Seringnya, poin terakhir yang terjadi. Meski saya juga suka menyeimbangkan; ngasitau kakak kelas lain kalau belanja/jajan sama mereka ya langsung bayar atau makasih kek. Bayangkan, mereka bisa jual 3 goriorio seharga seribu, sari gandum umbo cuma 5 ribu, energen jumbo hanya 2 ribu (kalau saya sering dikasi gratis karena energen adalah item yang paling sering saya beli di kamar mereka, haha).
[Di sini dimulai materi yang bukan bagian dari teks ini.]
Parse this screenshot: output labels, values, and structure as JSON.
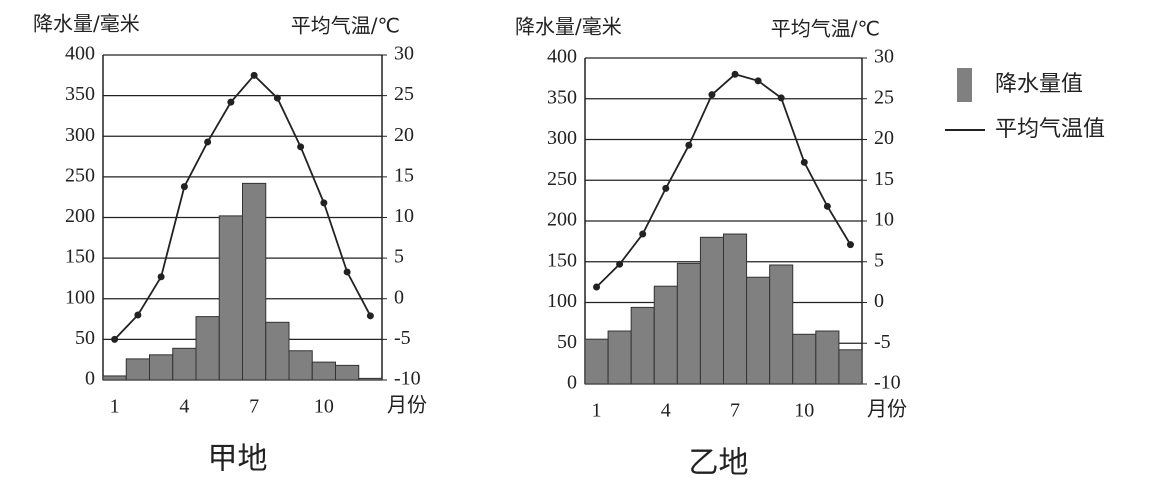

Mereka memang mayoritas anak orang kaya yang kebanyakan uang dan jajanan, jadi daripada menuhin lemari, mending bagi dan jual aja jajanan mereka.

Fun fact, mereka juga suka dipinjemin uangnya, saking banyaknya uang mereka. Saya bahkan pernah dikasih 20 ribu, dikasih ya! Saya nggak minta! 

"Biar kak Oi makin lancar belajarnya dan sayang sama aku, nih aku kasih 20 ribu."

Rasanya terharu-kocak jadi satu gitu. Jadinya saya yang terharu menerima uang dari anak sepantaran mereka, dengan looks saya yang jumbo ini aneh dan lucu banget melihat saya salimin tangan mereka karena suka ngasih jajanan dan uang. Hal ini menumbuhkan ikatan emosional dan hubungan yang harmonis antar adik-kakak kelas. 

Bersama jajan, saya bukan hanya bertahan dari pusingnya tugas menumpuk dan menjadikan jajan sebagai pelampiasan atau pelarian, tapi jajan ke adik kelas juga suka mendatangkan hiburan gratis dan kenangan yang insyaallah akan selalu  mereka ingat; bahwa saya adalah kakak kelas yang cukup berkesan buat mereka.

So, bersama jajan, saya bertahan, mengukir kenangan, dan berkembang.